In the cases of Greenland and Panama, both commercial and national security interests are at play.

Trump’s desire for Greenland was made explicit in the first term, when a wealthy New York friend of his, Ronald S. Lauder, the New York cosmetics heir, put the idea in his head.

In the Trump White House in 2019, the National Security Council was suddenly delving into the details of how the US would pull off a land acquisition of that size. Trump kept pressing the point with Denmark, which consistently rebuffed him.

Trump was not the first President to make the case: Harry S. Truman wanted to buy Greenland after World War II, as part of a Cold War strategy for boxing out Soviet forces. Trump can make a parallel argument, especially as Russia, China and the US jockey for control of Arctic routes for commercial shipping and naval assets.

Arctic experts did not dismiss Trump’s Greenland bid as a joke.

“Not that many people are laughing about it now,” said Marc Jacobsen, an associate professor at the Royal Danish Defence College in Denmark who focuses on Arctic security.

Jacobsen noted that the reaction in Denmark to Trump’s latest bid had been one of fury (one Danish politician called it “an unusually strange way to be an ally”). But, he said, Greenlanders — who have long sought independence — may seek to use Trump’s interest as an opportunity to further strengthen economic ties with the US.

Since 2009, Greenland has had the right to declare its independence, but the vast territory of about 56,000 people is still heavily dependent on Denmark and has never chosen to pursue that path. Trump’s interest could give Greenland an opening for more US investments, including in tourism or rare earth mining, he said.

“Was it crazy when the US acquired Alaska? Was it crazy when the US built the Panama Canal?” asked Sherri Goodman, a former Pentagon official and a senior fellow with the Wilson Center Polar Institute, a Washington-based think tank.

Goodman said the US did have a strong interest in ensuring that China in particular does not develop a strong presence in Greenland.

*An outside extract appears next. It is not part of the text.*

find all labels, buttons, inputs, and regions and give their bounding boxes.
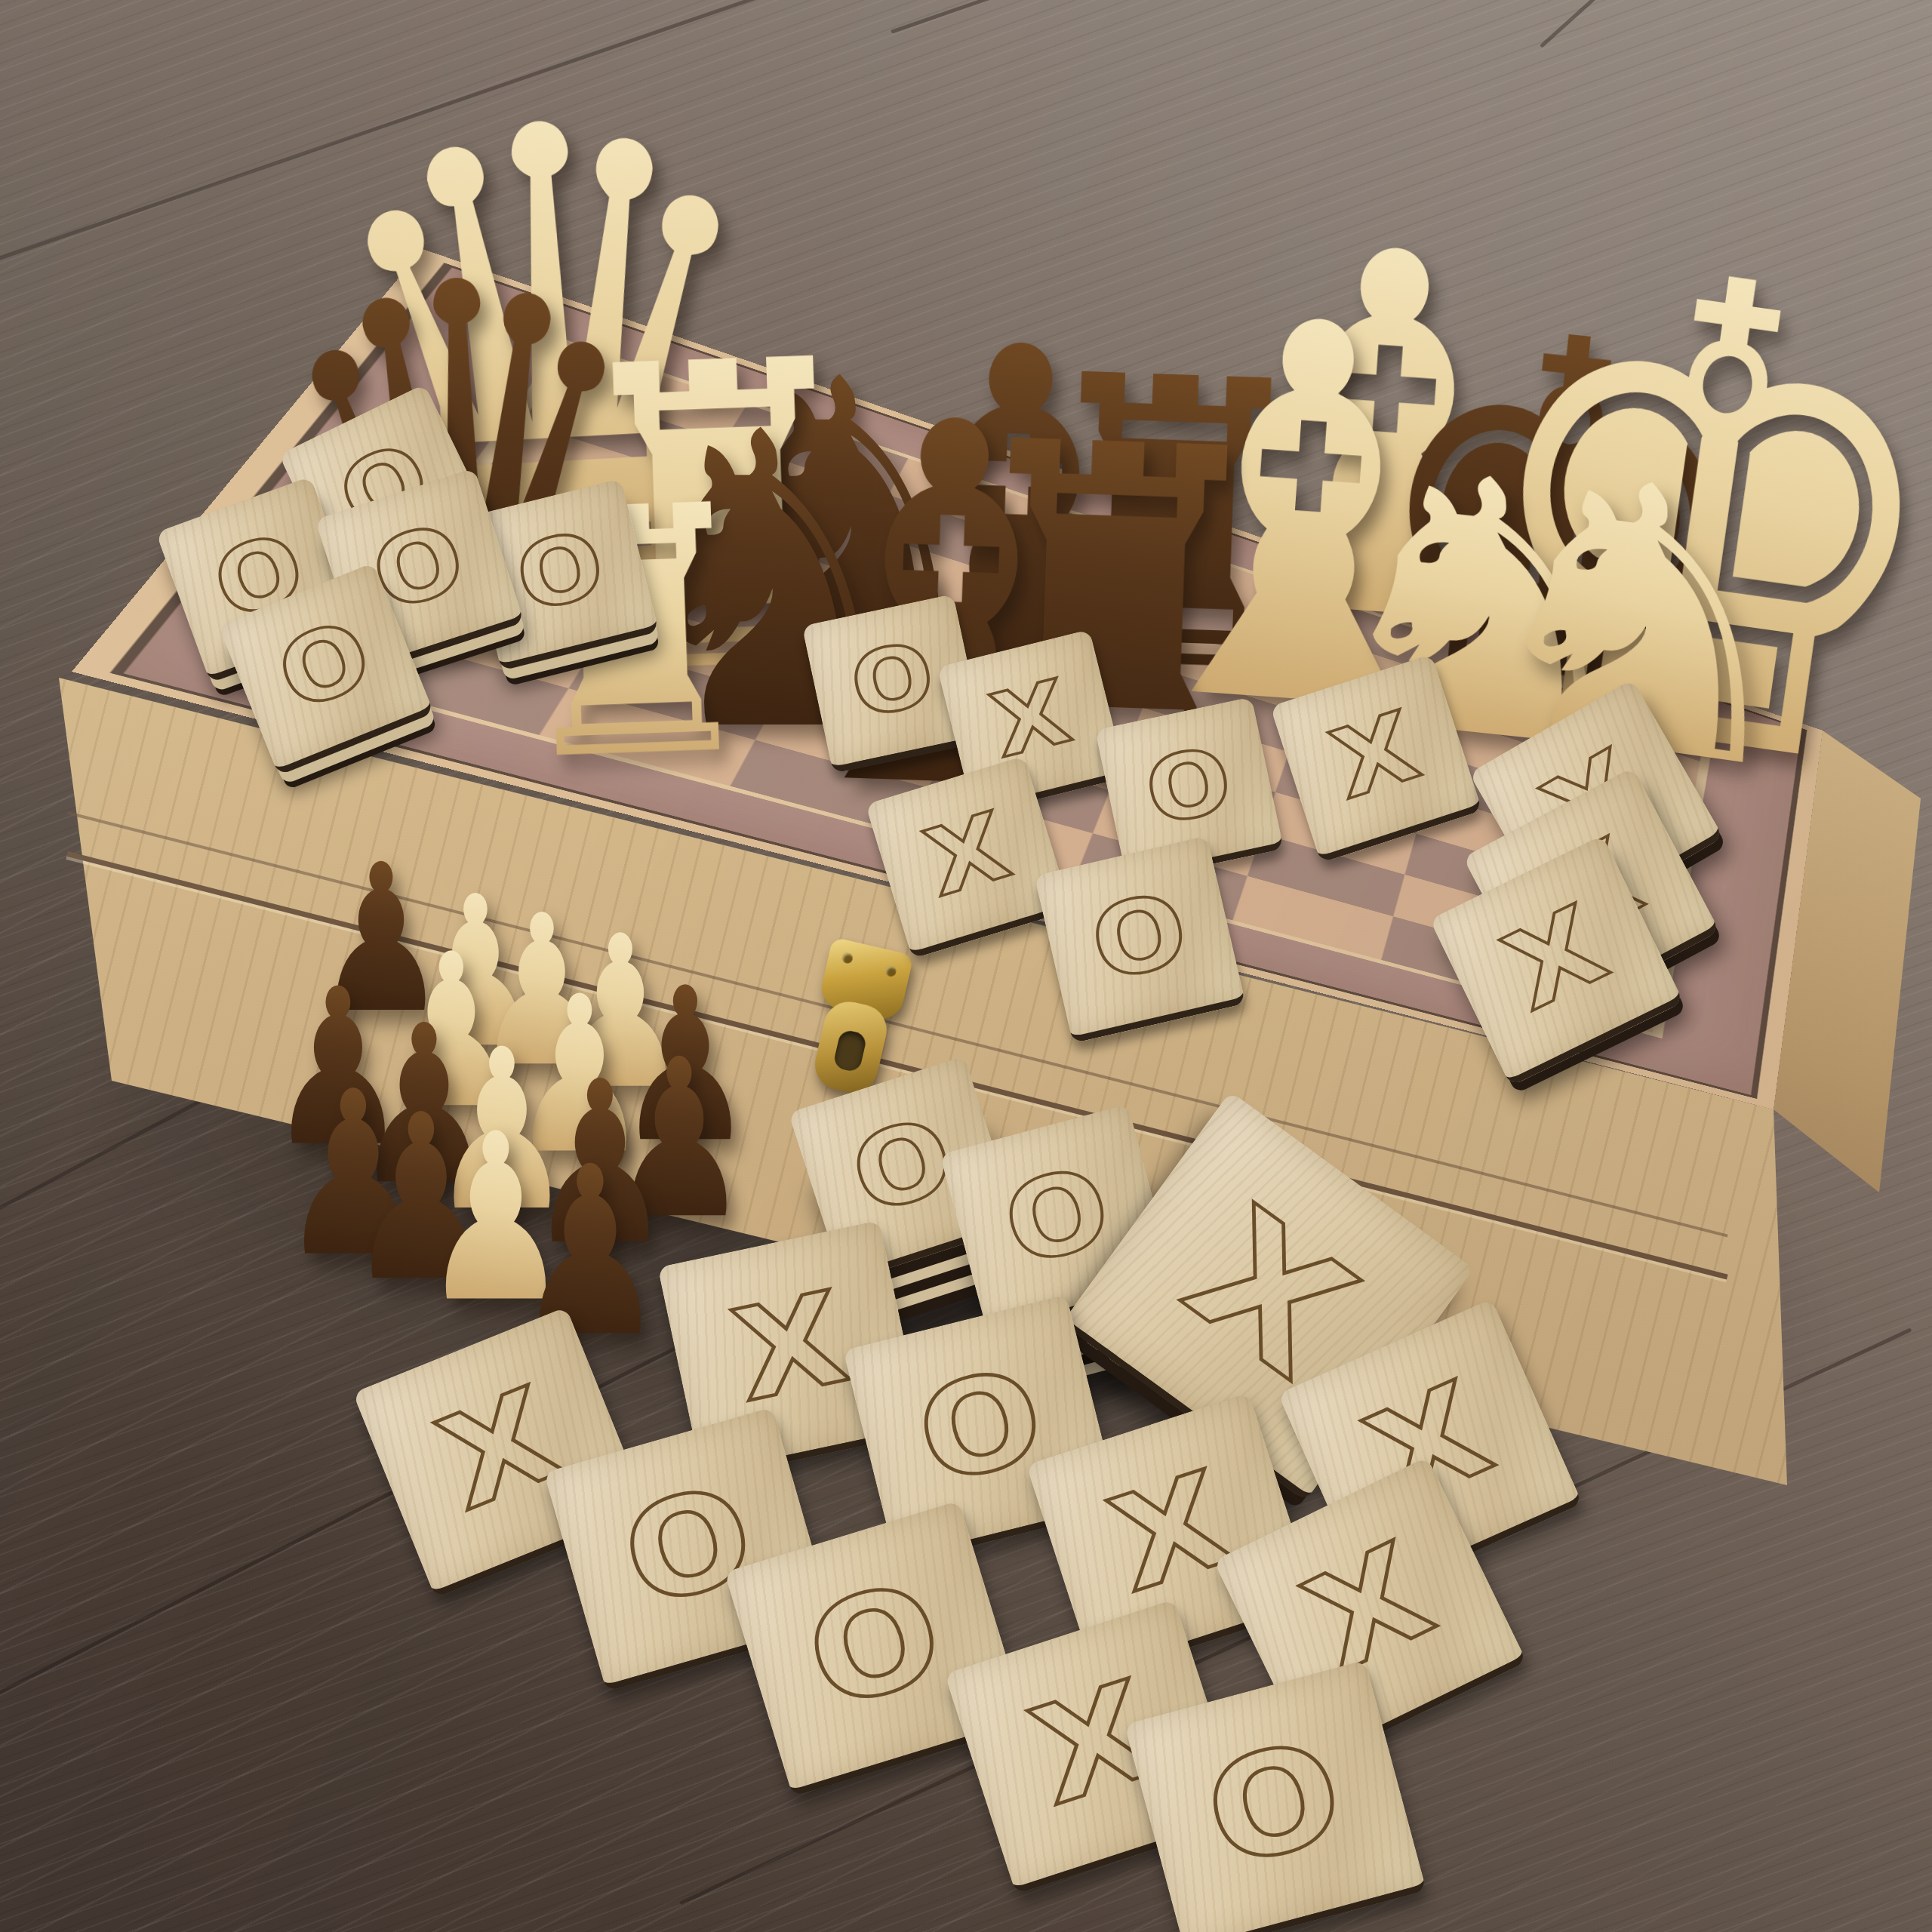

Beijing’s ambitions in the Arctic have grown, and in 2018 it laid out plans to build infrastructure and develop shipping lanes opened by climate change. Goodman said the US should continue to prevent China from gaining a foothold in the doorstep to North America, but said Greenlanders must decide their own fate.

David L. Goldwyn, who served at the state department under Presidents Bill Clinton and Barack Obama, noted that Greenland has tremendous undeveloped natural resources, including more than 43 of the 50 so-called critical rare earth elements used to make electric vehicles, wind turbines and other clean technology.